Schweizer Nationaltrikots

Stellungnahme

Herzogenaurach, 20. Juni 2016

Nachdem Trikots der Schweizer Nationalmannschaft im EM-­Spiel Schweiz gegen Frankreich am Sonntag (19.6.) durch das Halten und Zerren französischer Gegenspieler gerissen sind, hat das Sportunternehmen PUMA
unverzüglich Untersuchungen eingeleitet, um die Ursache dafür zu ermitteln.

PUMA legt höchsten Wert auf die Gewährleistung seiner Produktqualität. Neben der Schweizer Nationalmannschaft ist das Unternehmen Ausrüster von vier weiteren Nationalmannschaften bei der EM (Österreich, Tschechien, Italien und Slowakei).

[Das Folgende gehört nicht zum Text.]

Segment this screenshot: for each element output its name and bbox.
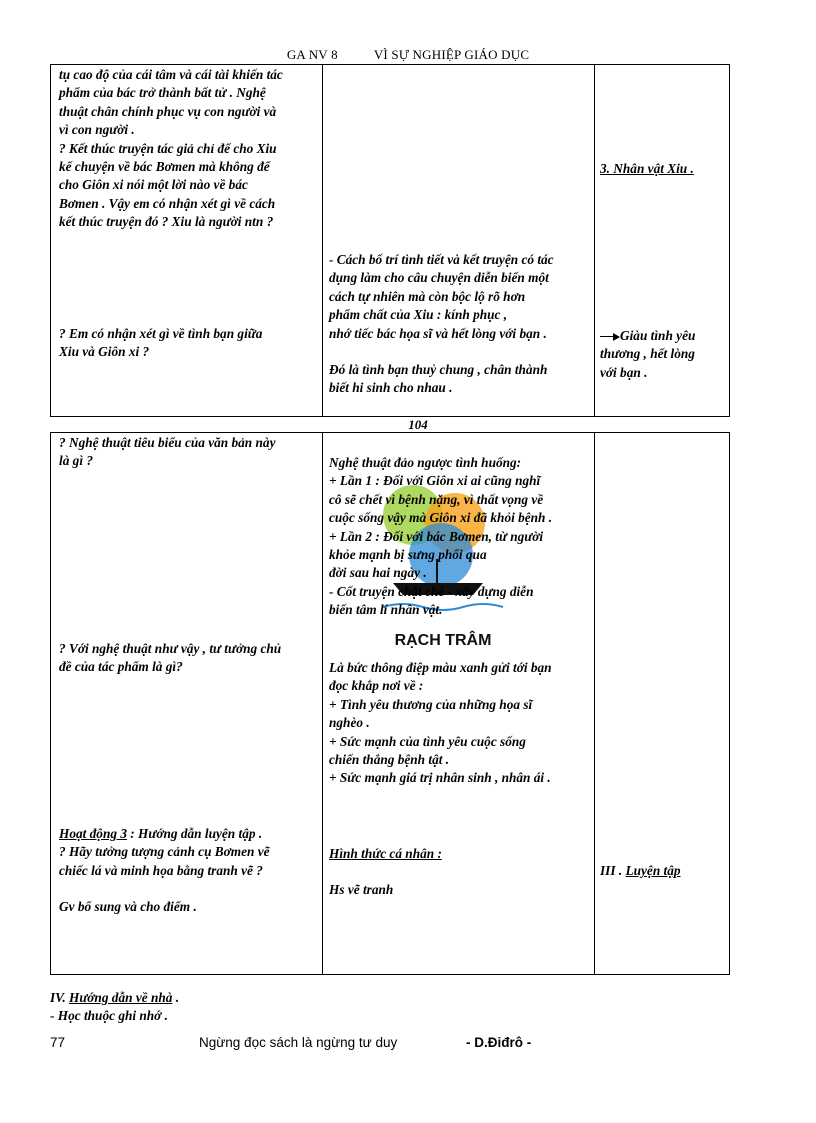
footer-quote: Ngừng đọc sách là ngừng tư duy bbox=[199, 1035, 398, 1050]
watermark-text: RẠCH TRÂM bbox=[394, 632, 492, 649]
student-answer-structure: - Cách bố trí tình tiết và kết truyện có tác dụng làm cho câu chuyện diễn biến một cách tự nhiên mà còn bộc lộ rõ hơn phẩm chất của Xiu : kính phục , nhớ tiếc bác họa sĩ và hết lòng với bạn . bbox=[329, 252, 554, 341]
right-arrow-icon bbox=[600, 333, 620, 341]
answer-art: Nghệ thuật đảo ngược tình huống: + Lần 1 : Đối với Giôn xi ai cũng nghĩ cô sẽ chết vì bệnh nặng, vì thất vọng về cuộc sống vậy mà Giôn xi đã khỏi bệnh . + Lần 2 : Đối với bác Bơmen, từ người khỏe mạnh bị sưng phổi qua đời sau hai ngày . - Cốt truyện chặt chẽ - xây dựng diễn biến tâm lí nhân vật. bbox=[329, 455, 553, 618]
section-title-xiu: 3. Nhân vật Xiu . bbox=[600, 161, 694, 176]
xiu-summary: Giàu tình yêu thương , hết lòng với bạn . bbox=[600, 328, 696, 380]
column-divider bbox=[322, 433, 323, 974]
homework-heading: Hướng dẫn về nhà bbox=[68, 990, 173, 1005]
homework-section: IV. Hướng dẫn về nhà . - Học thuộc ghi nhớ . bbox=[50, 989, 179, 1026]
footer-author: - D.Điđrô - bbox=[466, 1035, 532, 1050]
individual-form-label: Hình thức cá nhân : bbox=[329, 846, 442, 861]
footer-page-number: 77 bbox=[50, 1035, 66, 1050]
column-divider bbox=[322, 65, 323, 416]
activity-3-label: Hoạt động 3 bbox=[59, 826, 127, 841]
homework-line: - Học thuộc ghi nhớ . bbox=[50, 1008, 168, 1024]
activity-3: Hoạt động 3 : Hướng dẫn luyện tập . ? Hãy tưởng tượng cảnh cụ Bơmen vẽ chiếc lá và minh họa bằng tranh vẽ ? Gv bổ sung và cho điểm . bbox=[59, 826, 270, 915]
page-number-104: 104 bbox=[408, 417, 428, 432]
header-left: GA NV 8 bbox=[286, 47, 338, 62]
page-header bbox=[0, 47, 816, 63]
lesson-table-2 bbox=[50, 432, 730, 975]
lesson-table-1 bbox=[50, 64, 730, 417]
teacher-questions-1: tụ cao độ của cái tâm và cái tài khiến tác phẩm của bác trở thành bất tử . Nghệ thuật chân chính phục vụ con người và vì con người . ? Kết thúc truyện tác giả chỉ để cho Xiu kể chuyện về bác Bơmen mà không để cho Giôn xi nói một lời nào về bác Bơmen . Vậy em có nhận xét gì về cách kết thúc truyện đó ? Xiu là người ntn ? bbox=[59, 67, 283, 230]
student-answer-friendship: Đó là tình bạn thuỷ chung , chân thành biết hi sinh cho nhau . bbox=[329, 362, 548, 396]
answer-theme: Là bức thông điệp màu xanh gửi tới bạn đọc khắp nơi về : + Tình yêu thương của những họa sĩ nghèo . + Sức mạnh của tình yêu cuộc sống chiến thắng bệnh tật . + Sức mạnh giá trị nhân sinh , nhân ái . bbox=[329, 660, 552, 786]
column-divider bbox=[594, 65, 595, 416]
teacher-question-friendship: ? Em có nhận xét gì về tình bạn giữa Xiu và Giôn xi ? bbox=[59, 326, 263, 360]
question-art: ? Nghệ thuật tiêu biểu của văn bản này là gì ? bbox=[59, 435, 276, 469]
answer-practice: Hình thức cá nhân : Hs vẽ tranh bbox=[329, 845, 591, 900]
section-title-practice: III . Luyện tập bbox=[600, 863, 681, 878]
question-theme: ? Với nghệ thuật như vậy , tư tưởng chủ đề của tác phẩm là gì? bbox=[59, 641, 282, 675]
column-divider bbox=[594, 433, 595, 974]
header-right: VÌ SỰ NGHIỆP GIÁO DỤC bbox=[373, 47, 530, 62]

In all diesen Mannschaften tragen Spieler Trikots mit PUMAs ACTV Thermo-­R Technologie. Alle Verbände haben bestätigt, dass sie keinerlei Probleme dieser Art hatten und sehr zufrieden mit der Qualität, Funktionalität und dem Design der Trikots sind.

Unsere Untersuchung der Trikots vom Spiel am Sonntag hat ergeben, dass es eine fehlerhafte Materialcharge gegeben hat, in der Garne während der Produktion beschädigt wurden, was zu einer Schwächung des fertigen Trikotstoffs geführt hat. Dies ist auf eine falsche Kontrolle der Hitze, des Drucks und der Produktionszeit im Herstellungsprozess zurückzuführen. Die ACTV-
Trikots bestehen aus einer Elastan-­ und Polyester-­Mischung. Das defekte Material wurde ausschließlich in einer kleinen Stückzahl der Schweizer Heimtrikots verwendet.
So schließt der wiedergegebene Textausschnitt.